Результаты впечатляли. Первые же партии фотографий покрыли огромные делянки на карте аэрофотосъемки СССР, прежде выглядевшей сплошным белым пятном. Возвращение в целости одной-единственной кассеты давало больше информации, чем четыре года полетов самолетов-разведчиков. Соединенные Штаты наняли сотни человек в новый сверхсекретный Национальный центр интерпретации фотографий (NPIC), и те стали кадр за кадром расшифровывать изображения на двухсотметровых рулонах пленки на бобинах из кассет, анализируя их под микроскопом.
Первым крупным и весьма утешительным открытием программы CORONA стало то, что Советский Союз, похоже, располагал куда более скромным арсеналом ядерного оружия, нежели опасались Соединенные Штаты. Столь серьезное, пусть и временное, облегчение само по себе служило доказательством полезности программы. Фото раскрывали правду о советском ядерном потенциале в достаточной мере для того, чтобы США могли использовать эти данные и для военного планирования, и в политическом противостоянии с Советами. К тому же аналитики выявили мириады ранее неизвестных объектов, судя по всему военного назначения, разбросанных по всей территории СССР.

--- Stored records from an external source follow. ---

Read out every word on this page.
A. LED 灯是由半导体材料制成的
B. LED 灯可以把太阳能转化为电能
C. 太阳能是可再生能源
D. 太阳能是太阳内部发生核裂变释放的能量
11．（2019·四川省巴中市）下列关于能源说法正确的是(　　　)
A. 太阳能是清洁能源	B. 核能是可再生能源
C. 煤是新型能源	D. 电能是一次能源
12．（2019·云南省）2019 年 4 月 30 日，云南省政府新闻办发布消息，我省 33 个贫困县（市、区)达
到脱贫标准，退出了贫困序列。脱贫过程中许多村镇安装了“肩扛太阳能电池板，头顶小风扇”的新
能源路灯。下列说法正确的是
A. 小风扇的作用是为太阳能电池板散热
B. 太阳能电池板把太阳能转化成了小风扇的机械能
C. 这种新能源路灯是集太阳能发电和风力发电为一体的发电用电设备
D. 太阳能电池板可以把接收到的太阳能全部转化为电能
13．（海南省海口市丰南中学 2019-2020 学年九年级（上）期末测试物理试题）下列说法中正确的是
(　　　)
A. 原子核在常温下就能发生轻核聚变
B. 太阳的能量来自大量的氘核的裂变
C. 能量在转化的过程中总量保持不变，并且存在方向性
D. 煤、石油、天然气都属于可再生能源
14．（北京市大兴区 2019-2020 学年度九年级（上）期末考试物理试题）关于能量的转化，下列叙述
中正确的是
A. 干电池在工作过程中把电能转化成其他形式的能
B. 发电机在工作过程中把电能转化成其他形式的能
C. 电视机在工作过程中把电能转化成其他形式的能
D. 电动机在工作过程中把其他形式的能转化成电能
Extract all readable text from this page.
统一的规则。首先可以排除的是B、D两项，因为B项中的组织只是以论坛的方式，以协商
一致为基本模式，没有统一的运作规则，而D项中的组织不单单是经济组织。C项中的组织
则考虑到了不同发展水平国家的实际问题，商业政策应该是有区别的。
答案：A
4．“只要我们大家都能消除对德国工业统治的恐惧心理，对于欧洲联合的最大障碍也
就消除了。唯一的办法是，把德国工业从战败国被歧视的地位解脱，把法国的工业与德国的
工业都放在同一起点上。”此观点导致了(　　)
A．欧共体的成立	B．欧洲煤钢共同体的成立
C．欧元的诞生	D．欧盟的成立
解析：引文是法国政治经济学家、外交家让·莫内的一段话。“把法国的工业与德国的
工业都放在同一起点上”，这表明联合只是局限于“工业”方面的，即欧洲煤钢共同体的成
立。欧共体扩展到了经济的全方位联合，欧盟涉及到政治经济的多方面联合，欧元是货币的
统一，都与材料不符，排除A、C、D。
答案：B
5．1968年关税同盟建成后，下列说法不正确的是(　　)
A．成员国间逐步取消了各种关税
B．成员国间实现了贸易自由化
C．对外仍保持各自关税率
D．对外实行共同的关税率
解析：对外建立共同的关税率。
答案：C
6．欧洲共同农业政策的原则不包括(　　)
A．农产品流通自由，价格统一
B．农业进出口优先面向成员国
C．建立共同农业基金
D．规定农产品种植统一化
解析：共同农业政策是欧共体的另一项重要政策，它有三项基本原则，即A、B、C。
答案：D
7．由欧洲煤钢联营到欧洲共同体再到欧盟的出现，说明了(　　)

В последующие годы ракеты продолжали то и дело взрываться, а камеры – отказывать, но США преследовали поставленные перед CORONA цели с неослабевающим рвением. В 1961 году по программе CORONA было проведено около двадцати запусков, и такие темпы сохранялись на протяжении всех 1960-х годов. Фотоаналитики ежегодно отсматривали свыше 300 км фотопленки. Поскольку никаких особо продвинутых компьютерных систем в их распоряжении не имелось, свои наблюдения они часто фиксировали в виде словесных описаний, которые затем передавались новым аналитикам, и так формировалось нечто вроде институциональной памяти, в которой каталогизировались накапливаемые фотоматериалы[60]. Технический прогресс, конечно, привел к кардинальным изменениям в сборе, обработке и хранении спутниковых изображений. За исторически мизерное время и другие страны вслед за США обзавелись орбитальными спутниками с мощнейшей оптикой, а сами аппараты такого рода сделались намного функциональнее, стали поддерживать наведение на заданные цели по командам с Земли и с каждым годом отправляли на Землю фотографии всё более высокого разрешения. Хотя некая завеса секретности окутывает подобные программы и по сей день, бытует мнение, что на околоземных орбитах кружат многие десятки, если не сотни спутников-шпионов с оптическим разрешением в считаные сантиметры. И передача спутниковых изображений на Землю более не сопряжена с особыми инженерными ухищрениями на грани чуда: фотографии в оцифрованном виде поступают напрямую в компьютерные базы данных.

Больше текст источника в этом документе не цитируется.